Горлов раскрыл чемоданчик с дактилоскопическими приборами и задал лишь один вопрос:
– Брали ли вы сегодня журнал в руки, товарищ Ильин?
– Нет.
Большим пинцетом Горлов извлек журнал из сейфа и положил его на стол. Это была тяжелая книга с кожаным корешком без единой надписи на переплете. Обмакнув небольшую широкую кисть в графитовый порошок, Горлов покрыл им обложку журнала, включил лампу с ярким голубым светом и, приложив вплотную к глазу сильную лупу, долго изучал поверхность переплета, время от времени издавая неопределенные звуки:
– Гм!.. Гм!.. Странно!..
Затем он осмотрел уголки нескольких страниц, все так же посыпая их темным порошком, и кратко сообщил:
– Переплет обследован с обеих сторон. Проверено девять уголков у страниц. На переплете и внутри – отпечатки одних и тех же пальцев…
– Пальцев? – встревожился Ильин.
– Да, возможно, это отпечатки ваших пальцев. Но помимо них, имеются еще и следы резиновых перчаток.
Слова дактилоскописта заставили всех насторожиться.
– Графит не взял следы резины. Помог аргенторат. Подушечки от пальцев оставили следы на переплете, на уголках каждой страницы. Рука левая, пальцы широкие. Толщина резины на перчатках – примерно двадцатая миллиметра.

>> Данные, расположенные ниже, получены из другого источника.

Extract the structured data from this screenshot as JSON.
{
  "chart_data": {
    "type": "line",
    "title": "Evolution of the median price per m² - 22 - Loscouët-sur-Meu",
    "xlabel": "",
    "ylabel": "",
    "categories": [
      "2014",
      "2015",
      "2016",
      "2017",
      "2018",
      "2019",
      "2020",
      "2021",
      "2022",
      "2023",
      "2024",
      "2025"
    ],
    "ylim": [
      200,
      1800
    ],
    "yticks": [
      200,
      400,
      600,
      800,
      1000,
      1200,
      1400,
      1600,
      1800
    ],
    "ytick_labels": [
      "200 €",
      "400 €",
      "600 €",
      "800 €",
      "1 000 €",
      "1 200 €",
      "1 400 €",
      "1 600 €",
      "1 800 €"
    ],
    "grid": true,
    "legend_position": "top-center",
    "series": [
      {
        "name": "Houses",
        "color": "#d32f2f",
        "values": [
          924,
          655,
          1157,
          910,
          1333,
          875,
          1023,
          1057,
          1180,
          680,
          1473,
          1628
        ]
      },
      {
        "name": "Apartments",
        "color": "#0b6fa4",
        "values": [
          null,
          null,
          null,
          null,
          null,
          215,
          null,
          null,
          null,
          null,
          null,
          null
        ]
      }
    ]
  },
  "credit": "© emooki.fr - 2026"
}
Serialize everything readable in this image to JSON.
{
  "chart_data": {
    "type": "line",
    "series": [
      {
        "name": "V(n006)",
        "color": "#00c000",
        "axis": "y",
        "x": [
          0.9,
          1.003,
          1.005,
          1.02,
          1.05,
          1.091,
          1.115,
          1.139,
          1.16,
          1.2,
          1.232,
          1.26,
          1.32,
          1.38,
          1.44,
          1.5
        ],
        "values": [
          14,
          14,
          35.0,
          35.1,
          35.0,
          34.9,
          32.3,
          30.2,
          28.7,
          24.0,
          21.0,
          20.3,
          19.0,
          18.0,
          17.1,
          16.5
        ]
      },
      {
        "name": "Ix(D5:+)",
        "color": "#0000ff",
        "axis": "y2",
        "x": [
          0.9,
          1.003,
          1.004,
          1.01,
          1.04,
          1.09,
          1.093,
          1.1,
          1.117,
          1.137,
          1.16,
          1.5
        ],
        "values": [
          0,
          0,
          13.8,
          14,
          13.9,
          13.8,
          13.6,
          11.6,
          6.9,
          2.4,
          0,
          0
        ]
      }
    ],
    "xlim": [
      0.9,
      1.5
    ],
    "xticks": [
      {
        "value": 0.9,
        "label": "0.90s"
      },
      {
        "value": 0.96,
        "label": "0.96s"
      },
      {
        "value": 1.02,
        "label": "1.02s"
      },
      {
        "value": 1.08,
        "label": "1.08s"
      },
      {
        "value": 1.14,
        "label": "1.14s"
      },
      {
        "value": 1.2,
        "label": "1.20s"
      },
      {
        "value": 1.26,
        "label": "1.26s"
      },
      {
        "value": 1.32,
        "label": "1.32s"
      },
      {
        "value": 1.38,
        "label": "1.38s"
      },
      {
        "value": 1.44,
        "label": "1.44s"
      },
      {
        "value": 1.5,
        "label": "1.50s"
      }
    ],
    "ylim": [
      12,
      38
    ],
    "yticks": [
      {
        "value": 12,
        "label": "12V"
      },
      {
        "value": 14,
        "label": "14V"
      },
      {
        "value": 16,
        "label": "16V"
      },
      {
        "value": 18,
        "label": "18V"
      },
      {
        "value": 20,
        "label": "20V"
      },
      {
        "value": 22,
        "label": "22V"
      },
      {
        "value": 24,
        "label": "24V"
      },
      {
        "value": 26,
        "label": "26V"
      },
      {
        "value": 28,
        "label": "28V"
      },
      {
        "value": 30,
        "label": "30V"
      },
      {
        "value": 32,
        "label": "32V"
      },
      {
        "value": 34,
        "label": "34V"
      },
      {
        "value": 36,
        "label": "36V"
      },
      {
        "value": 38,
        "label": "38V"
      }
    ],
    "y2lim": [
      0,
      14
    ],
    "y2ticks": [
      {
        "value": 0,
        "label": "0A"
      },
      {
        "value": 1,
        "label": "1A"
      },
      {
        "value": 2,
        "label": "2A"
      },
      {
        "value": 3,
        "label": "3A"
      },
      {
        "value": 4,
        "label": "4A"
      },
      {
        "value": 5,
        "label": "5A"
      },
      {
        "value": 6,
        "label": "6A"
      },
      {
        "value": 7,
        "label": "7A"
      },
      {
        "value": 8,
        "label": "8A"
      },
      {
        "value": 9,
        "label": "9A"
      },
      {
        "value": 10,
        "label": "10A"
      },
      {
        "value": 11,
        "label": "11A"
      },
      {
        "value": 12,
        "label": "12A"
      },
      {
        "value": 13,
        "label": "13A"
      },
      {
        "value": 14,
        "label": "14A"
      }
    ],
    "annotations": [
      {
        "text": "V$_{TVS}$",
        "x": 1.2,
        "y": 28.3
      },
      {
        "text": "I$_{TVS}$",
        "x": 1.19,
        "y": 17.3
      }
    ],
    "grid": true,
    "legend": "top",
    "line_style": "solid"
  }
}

– А ну, Николай Иванович, проверь и последние страницы, – попросил Ганин.
Ильин был бледен. Все увидели, как дрожат его руки, когда он прикрывал бумагой цифры, оставляя для обследования лишь уголки страниц.
Черный порошок аргентората, голубой свет, двойная лупа – все это снова было пущено в ход, и вскоре Горлов нашел те же следы и на последних страницах журнала. Затем дактилоскопист спросил:
– Товарищ Ильин, листая журнал, вы пользуетесь иглой?
– Никогда!
– Очевидно, – заключил Горлов, – резиновые перчатки мешали человеку листать журнал, и он помогал себе иглой или шилом.
Теперь было несомненно, что кто-то проник в сейф. Пока Скопин задавал короткие вопросы Ильину, Горлову и Пургину, майор обдумывал, как составить доклад начальнику Управления госбезопасности и как просить его, чтобы в расследовании помог знаменитый контрразведчик Язин, раскрывший не один десяток самых запутанных дел.